Per questo capitolo speciale della rubrica dedicata allo
Scott giusto è tutto, ci vediamo come al solito venerdì con il solito
appuntamento settimanale con Tony, invece, se avete ancora qualche minuto, qui
sotto trovate il solito schemino della “Scottitudine”.

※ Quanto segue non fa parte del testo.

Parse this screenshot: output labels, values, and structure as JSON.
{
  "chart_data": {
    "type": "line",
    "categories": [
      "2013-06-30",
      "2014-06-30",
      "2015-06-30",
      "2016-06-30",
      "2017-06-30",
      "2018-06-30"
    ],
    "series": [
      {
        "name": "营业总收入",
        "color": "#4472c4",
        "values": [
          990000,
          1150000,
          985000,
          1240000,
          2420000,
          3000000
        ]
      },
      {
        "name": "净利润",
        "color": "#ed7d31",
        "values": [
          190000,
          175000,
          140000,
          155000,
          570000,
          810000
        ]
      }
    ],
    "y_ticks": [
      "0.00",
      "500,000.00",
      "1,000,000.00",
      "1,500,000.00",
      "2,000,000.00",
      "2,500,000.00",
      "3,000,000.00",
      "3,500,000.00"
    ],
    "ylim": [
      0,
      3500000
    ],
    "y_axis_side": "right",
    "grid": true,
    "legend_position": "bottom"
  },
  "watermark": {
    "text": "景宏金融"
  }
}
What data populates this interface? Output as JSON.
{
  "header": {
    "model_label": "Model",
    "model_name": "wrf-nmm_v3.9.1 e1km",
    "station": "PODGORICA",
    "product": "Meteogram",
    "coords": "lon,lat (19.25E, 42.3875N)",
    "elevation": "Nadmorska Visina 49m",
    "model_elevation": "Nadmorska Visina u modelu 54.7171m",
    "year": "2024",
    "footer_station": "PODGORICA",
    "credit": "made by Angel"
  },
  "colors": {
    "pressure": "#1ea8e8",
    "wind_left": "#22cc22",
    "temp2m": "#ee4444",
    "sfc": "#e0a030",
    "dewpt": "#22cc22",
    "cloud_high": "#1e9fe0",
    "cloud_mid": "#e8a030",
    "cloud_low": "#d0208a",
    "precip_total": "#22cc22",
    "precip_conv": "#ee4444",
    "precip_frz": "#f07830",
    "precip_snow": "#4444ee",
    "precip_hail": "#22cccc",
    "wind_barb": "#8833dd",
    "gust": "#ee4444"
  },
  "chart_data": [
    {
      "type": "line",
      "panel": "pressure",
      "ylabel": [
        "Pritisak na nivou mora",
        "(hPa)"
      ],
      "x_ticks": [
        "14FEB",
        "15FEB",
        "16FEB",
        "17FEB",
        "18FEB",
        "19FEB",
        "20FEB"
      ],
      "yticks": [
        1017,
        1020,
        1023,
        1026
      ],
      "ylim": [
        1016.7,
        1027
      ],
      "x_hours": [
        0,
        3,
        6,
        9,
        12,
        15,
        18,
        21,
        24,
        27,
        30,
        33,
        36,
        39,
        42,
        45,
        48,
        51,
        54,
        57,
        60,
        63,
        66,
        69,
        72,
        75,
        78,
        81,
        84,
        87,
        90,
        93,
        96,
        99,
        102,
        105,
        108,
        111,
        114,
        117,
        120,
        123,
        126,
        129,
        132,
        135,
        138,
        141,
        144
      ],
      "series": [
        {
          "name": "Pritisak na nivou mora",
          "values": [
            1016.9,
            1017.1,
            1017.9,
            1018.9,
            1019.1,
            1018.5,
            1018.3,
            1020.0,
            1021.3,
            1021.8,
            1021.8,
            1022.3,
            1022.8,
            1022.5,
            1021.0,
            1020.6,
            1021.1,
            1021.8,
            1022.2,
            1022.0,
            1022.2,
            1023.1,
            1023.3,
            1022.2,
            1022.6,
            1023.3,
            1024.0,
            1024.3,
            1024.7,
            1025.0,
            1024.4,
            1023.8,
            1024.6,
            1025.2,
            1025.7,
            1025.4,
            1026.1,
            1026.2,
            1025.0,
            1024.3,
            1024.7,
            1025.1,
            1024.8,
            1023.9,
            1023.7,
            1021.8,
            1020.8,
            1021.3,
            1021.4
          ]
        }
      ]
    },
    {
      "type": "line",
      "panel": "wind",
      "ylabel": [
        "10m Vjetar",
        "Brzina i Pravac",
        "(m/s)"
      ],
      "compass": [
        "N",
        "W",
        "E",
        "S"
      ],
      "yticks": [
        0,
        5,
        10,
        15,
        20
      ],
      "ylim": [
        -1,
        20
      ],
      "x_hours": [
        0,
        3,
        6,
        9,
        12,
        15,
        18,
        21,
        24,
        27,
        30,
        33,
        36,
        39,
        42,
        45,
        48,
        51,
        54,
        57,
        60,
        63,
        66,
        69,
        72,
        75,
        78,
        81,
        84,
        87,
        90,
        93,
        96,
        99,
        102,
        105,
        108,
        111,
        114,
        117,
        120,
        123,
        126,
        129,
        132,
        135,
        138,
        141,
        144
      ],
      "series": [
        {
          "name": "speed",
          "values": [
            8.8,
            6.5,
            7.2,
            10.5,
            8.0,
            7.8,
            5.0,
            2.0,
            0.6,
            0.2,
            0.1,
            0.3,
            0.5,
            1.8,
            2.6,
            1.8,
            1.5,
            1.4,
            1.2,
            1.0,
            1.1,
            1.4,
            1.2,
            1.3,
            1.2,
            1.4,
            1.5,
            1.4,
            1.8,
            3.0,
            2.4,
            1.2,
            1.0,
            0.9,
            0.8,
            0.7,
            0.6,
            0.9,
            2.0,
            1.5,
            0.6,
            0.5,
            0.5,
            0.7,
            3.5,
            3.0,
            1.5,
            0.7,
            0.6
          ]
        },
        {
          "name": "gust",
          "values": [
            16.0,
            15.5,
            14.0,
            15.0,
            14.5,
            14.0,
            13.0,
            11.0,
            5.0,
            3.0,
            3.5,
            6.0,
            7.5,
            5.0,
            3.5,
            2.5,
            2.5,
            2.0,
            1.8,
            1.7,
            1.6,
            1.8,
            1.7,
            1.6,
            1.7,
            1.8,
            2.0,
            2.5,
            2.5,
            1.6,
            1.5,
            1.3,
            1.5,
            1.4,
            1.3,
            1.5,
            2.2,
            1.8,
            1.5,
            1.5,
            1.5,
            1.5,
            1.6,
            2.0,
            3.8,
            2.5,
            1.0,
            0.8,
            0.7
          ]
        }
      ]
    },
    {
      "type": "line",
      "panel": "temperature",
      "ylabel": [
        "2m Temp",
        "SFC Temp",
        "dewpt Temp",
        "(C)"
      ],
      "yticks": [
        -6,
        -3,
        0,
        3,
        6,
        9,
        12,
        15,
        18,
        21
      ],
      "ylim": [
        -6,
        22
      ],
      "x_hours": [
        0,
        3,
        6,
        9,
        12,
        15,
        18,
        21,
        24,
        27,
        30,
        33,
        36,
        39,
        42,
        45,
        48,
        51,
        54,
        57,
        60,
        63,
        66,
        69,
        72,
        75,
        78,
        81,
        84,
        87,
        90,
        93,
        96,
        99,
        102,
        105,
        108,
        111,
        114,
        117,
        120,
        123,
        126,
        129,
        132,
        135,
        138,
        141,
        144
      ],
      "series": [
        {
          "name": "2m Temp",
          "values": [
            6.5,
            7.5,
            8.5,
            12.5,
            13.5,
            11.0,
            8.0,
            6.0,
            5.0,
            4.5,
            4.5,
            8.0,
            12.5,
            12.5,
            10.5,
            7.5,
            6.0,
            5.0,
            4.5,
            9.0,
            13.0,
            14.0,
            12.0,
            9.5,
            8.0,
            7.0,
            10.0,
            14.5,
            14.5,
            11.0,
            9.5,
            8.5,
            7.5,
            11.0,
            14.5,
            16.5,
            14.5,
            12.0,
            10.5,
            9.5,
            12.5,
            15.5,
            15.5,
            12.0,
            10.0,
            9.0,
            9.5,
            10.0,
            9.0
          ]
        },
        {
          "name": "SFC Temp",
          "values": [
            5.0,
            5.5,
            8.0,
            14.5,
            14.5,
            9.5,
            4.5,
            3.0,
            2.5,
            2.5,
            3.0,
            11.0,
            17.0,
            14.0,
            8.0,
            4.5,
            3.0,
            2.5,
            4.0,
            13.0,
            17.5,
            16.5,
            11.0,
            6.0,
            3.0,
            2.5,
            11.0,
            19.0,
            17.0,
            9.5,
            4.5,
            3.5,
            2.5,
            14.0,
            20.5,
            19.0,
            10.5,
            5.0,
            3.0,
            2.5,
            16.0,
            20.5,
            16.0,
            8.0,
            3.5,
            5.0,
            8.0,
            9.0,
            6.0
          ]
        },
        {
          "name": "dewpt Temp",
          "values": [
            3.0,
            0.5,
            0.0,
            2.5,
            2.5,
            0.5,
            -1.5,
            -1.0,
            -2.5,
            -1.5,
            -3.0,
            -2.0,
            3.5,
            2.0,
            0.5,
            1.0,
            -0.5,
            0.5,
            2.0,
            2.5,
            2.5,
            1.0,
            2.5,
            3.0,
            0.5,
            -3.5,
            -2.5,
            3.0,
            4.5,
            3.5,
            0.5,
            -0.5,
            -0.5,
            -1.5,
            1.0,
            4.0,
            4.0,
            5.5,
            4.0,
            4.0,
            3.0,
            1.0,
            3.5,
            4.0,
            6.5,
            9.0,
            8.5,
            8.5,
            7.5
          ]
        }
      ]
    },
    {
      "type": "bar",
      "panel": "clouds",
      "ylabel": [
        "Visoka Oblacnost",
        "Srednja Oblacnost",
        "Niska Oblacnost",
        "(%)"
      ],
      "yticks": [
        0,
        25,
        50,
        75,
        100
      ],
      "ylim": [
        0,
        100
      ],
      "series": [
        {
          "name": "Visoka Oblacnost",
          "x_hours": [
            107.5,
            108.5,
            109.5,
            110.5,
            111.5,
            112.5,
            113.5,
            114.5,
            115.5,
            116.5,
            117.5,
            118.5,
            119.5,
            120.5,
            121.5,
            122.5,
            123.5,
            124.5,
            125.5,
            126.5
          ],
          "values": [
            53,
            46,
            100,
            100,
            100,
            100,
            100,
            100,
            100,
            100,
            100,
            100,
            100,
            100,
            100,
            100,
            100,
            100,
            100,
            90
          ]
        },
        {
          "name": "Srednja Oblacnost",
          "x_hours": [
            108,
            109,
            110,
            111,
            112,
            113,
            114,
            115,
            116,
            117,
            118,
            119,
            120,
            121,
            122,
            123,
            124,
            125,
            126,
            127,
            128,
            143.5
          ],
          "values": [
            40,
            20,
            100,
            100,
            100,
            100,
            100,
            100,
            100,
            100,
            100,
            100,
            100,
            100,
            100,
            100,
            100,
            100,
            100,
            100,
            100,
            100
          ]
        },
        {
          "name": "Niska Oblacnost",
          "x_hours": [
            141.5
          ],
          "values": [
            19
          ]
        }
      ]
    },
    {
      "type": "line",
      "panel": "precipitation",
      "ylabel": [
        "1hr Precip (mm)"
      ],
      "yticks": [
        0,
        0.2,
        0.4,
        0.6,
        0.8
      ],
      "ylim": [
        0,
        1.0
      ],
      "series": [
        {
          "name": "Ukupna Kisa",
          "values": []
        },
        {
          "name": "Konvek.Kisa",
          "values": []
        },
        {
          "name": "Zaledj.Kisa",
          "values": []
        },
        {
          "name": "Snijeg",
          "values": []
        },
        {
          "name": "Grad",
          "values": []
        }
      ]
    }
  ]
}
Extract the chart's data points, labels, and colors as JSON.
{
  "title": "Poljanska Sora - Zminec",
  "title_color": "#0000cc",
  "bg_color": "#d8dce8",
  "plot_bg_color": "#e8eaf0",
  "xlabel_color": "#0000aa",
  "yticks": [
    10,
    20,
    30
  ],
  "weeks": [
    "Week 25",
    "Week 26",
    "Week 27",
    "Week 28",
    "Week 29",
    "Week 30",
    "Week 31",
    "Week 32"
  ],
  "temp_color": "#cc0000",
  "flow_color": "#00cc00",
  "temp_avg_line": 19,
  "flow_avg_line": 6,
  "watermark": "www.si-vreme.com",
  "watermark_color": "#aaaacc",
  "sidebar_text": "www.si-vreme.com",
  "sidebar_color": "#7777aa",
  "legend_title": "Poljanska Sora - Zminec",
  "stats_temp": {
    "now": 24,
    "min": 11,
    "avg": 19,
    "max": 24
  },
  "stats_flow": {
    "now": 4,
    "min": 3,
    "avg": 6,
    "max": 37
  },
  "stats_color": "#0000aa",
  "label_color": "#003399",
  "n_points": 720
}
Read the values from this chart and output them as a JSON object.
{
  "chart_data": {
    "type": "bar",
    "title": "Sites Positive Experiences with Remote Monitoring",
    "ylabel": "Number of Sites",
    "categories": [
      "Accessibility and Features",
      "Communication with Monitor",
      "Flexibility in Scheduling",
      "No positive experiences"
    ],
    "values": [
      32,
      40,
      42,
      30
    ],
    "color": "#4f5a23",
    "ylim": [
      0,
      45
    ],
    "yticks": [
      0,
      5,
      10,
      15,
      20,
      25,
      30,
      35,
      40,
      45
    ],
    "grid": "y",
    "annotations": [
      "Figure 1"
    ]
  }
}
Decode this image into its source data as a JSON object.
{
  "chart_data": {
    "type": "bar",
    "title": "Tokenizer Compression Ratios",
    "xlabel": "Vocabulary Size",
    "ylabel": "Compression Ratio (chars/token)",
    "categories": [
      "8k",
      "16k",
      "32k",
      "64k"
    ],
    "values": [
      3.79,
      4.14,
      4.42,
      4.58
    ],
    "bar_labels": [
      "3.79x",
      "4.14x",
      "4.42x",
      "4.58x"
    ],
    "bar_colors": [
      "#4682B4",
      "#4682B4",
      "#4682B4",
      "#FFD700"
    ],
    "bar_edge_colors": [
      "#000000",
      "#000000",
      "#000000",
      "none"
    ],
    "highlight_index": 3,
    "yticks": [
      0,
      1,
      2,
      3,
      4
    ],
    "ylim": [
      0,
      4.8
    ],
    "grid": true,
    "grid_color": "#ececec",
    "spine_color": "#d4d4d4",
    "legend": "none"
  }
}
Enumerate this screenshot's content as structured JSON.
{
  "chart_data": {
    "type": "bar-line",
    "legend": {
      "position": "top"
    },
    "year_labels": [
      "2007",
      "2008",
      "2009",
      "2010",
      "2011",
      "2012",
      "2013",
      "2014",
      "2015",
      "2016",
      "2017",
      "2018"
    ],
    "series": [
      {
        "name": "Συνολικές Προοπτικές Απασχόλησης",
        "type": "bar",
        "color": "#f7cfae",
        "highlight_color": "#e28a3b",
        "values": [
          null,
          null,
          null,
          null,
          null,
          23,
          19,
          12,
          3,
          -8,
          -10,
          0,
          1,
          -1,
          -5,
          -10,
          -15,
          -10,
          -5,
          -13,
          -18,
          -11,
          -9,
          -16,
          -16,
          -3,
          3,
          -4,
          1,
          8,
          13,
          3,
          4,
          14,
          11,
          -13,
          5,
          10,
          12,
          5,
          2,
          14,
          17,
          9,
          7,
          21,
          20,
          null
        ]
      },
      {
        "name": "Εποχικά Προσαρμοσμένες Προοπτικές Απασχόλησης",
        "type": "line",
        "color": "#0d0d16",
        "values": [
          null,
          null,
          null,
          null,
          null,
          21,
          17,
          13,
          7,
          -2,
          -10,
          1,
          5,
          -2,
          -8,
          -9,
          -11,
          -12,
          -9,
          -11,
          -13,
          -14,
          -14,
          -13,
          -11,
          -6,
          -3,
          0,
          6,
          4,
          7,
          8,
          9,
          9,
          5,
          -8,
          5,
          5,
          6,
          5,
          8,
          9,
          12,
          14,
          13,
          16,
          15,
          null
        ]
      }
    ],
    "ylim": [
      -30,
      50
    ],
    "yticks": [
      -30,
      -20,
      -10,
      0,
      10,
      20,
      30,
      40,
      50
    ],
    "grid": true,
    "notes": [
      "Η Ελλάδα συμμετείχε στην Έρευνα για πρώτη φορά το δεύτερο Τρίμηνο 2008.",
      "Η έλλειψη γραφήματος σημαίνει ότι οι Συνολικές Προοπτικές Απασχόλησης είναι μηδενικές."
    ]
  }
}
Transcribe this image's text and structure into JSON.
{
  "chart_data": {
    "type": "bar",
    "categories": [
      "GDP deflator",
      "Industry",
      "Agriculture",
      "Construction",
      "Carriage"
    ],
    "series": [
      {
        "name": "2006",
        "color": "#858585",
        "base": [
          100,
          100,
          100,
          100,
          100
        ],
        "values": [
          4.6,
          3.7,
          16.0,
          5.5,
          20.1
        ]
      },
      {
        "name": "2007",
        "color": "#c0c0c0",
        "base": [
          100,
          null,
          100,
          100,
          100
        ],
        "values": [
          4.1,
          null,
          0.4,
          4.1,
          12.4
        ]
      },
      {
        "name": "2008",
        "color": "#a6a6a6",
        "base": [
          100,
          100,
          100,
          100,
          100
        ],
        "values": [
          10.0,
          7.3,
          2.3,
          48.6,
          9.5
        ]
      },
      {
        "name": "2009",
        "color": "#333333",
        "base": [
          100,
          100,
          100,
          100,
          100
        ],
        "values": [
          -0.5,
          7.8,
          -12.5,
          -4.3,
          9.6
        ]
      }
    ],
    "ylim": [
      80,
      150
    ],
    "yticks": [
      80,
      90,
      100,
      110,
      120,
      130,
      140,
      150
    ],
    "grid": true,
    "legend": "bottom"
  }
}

“Beccati questa fratellino, tiè”

Beat the Devil (2002)
e Agent Orange (2004)

Se li avesse diretti Ridley?
Tanti, anche troppi, starebbero qui a menare il torrone sul
fatto che Ridley ha battuto una concorrenza diretta fatta di nomi non grandi,
ma grandissimi. Ma lo ha fatto Tony, quindi se va bene tutto questo viene
etichettato come una marchetta per BMW e Amazon.
Nel paragone diretto, restano comunque molto meglio di:
“Chanel No. 5: La Star” (1990) e “The Journey” (2019)
Perché cari adoratori dello Scott sbagliato, anche Ridley fa
le marchette, per i profumi e per la Turkish Airlines, ma senza Gary Oldman e
James “cocaina” Brown. Sono sicuro che molti di voi nemmeno lo sapevano.
Risultato parziale dopo il Round a sorpresa:
Tony sgomma con la sua sportiva tedesca sul vostro costoso
profumo francese, perché lui è Tony, lo Scott giusto!